By Robyn

I used to think I was a good friend of the environment before I joined the Ann Arbor Zero Waste Initiative. I recycle faithfully, put leaves and branches out for yard waste collection, and always ask for paper bags at the supermarket. To my surprise I learned much of what we put in recycling ends up in landfill anyway, because it costs too much to recycle it. After collecting all my non-wet trash for a week in a box, I was astounded how much single use plastic I accumulated during that time.
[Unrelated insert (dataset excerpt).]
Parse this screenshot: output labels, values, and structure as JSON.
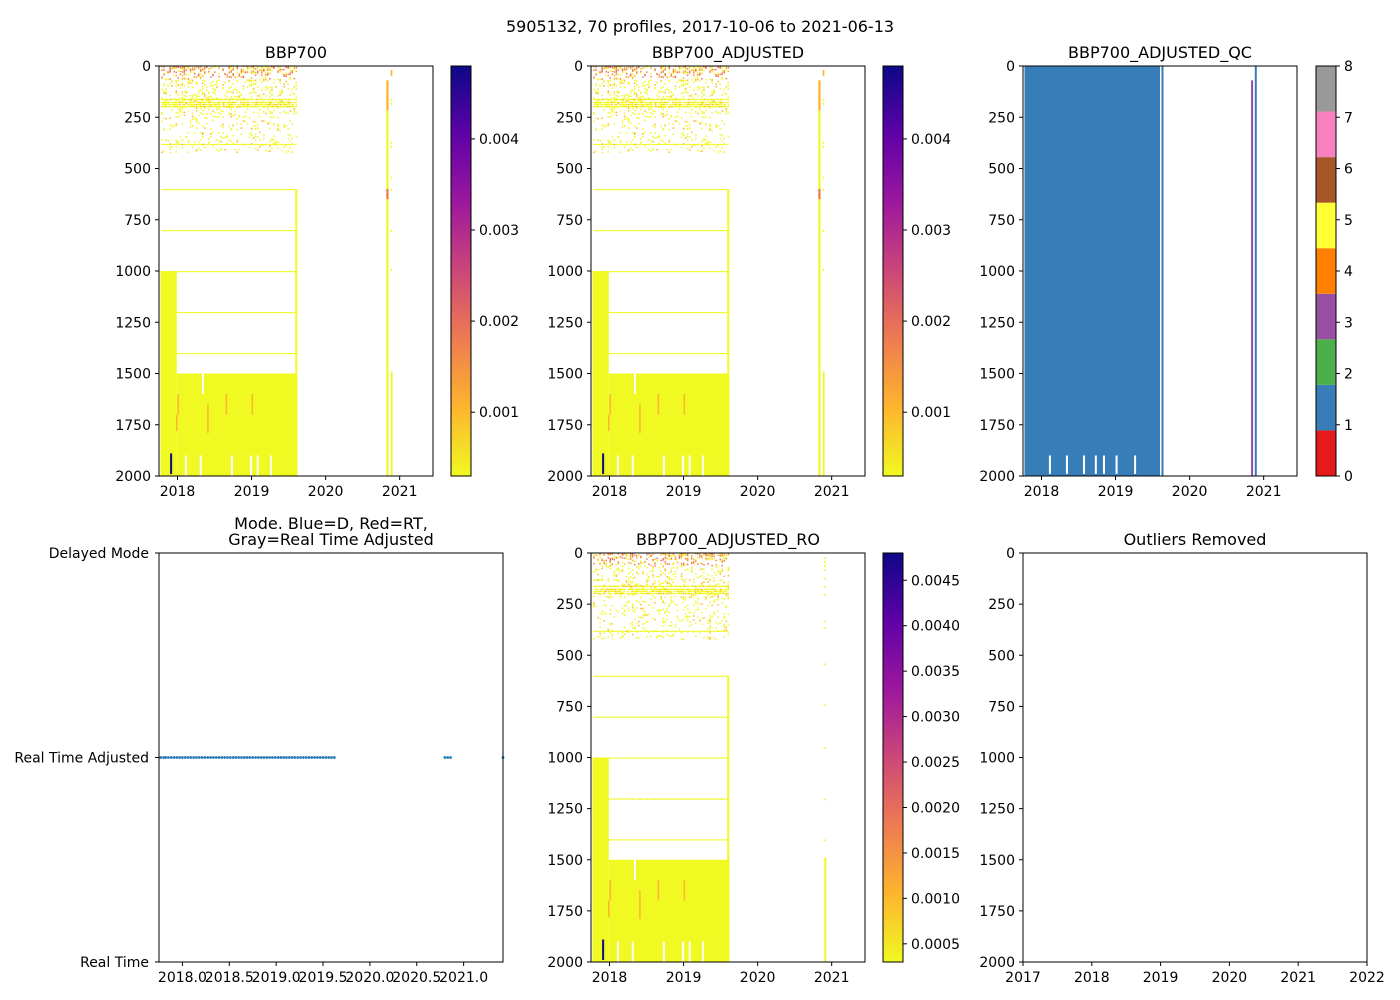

What could I do better? Well, it’s good to know your limitations. I balk at switching from paper tissues to cloth handkerchiefs for example. I also can’t imagine washing my hair with a bar of shampoo, like a bar of soap. But I can give up liquid hand soap in favor of bar soap, bring my own bags to the supermarket, wash and reuse foil paper and plastic containers, buy things with less packaging, and stop ordering so many things from Amazon. I’ve also switched to drying with a cloth in my kitchen which saves paper towels.

But according to our Zero Waste Initiative leaders the most important thing we can do to combat climate change and help the environment is to start composting. All our food waste can end up in landfill, rotting and releasing carbons that contribute to the “greenhouse effect” and global warming. By composting we can return our food waste in a productive way to the soil. Growing plants absorb the nutrients from the earth and carbon dioxide from the air and release oxygen.

How to start composting? It’s easy if you live in a single-family house in the City of Ann Arbor. You can order a 96-gallon composting bin from the city and they will pick up your compost once a month. I live in Ann Arbor Township, however, and had to figure out how to do it myself. At first, I recoiled from the idea, thinking composting involved rotting garbage and handling live worms. That turned out to be totally untrue. Master Composter Nancy Stone gave us a simple recipe:

Robyn and her compost bucket

Home Composting Recipe

Brown: 2/3 brown high carbon materials. Dry leaves are ideal. Also, straw, wood chips, and shredded paper.

Green:  1/3 green high nitrogen materials. Fruit and vegetable scraps, peels, plant cuttings, and coffee grounds.

Water: Add water to keep compost as wet as a wrung-out wash cloth.

Air: Turn compost once a week to aerate. Oxygen is needed to make compost. Use a garden fork.

Earth: Add a shovel full of garden soil to get your compost started

At the end of 3-12 months your compost will emerge as a brown, crumbly material, smelling like the woods after a rainfall. You can add compost as a layer around your plants, or as a nutritious addition to your garden soil for planting.

This recipe does not include fish, meat, bones, oil, or dairy products. Nancy does not recommend doing that in home composting because it can attract rats and raccoons. Compost for the City of Ann Arbor pick up can include these materials because their large-scale production grinds up all materials to the texture of coffee grounds and heats all materials to 160 degrees for a week, neutralizing harmful bacteria and food materials.

Always put poison ivy and invasive weeds like loosestrife in the trash, not your compost. Also, kitty litter and dog droppings.

It was February, so an outside compost was out of the question. Microorganisms go dormant in the cold and won’t make compost.  However, I had an empty five-gallon bucket with a lid that once contained road salt.

I’m now two months into my first compost bucket in my laundry room and I’m on my way! An incredible number of orange peels, banana skins, vegetable stems, pineapple husks, and chopped onions have made it into my bucket. I live in the woods so have plenty of dried leaves to add to the pile.

So far, so good, no unpleasant smell at all, and the materials seem to be breaking down steadily. If your compost begins to smell, add more brown materials like dead leaves.

I don’t grind up my fruit and vegetable scraps in the blender as some do, but do chop up large pieces for faster decomposition. For more information how to compost, check out a2gov.org/compost or call 734-994-7336.

In the Spring, I look forward to using my new compost to enrich my garden, revitalize my lawn, and grow beautiful flowers and herbs. Maybe I’ll get a larger compost tumbler for my garden when the weather is warmer. Happy Spring everyone!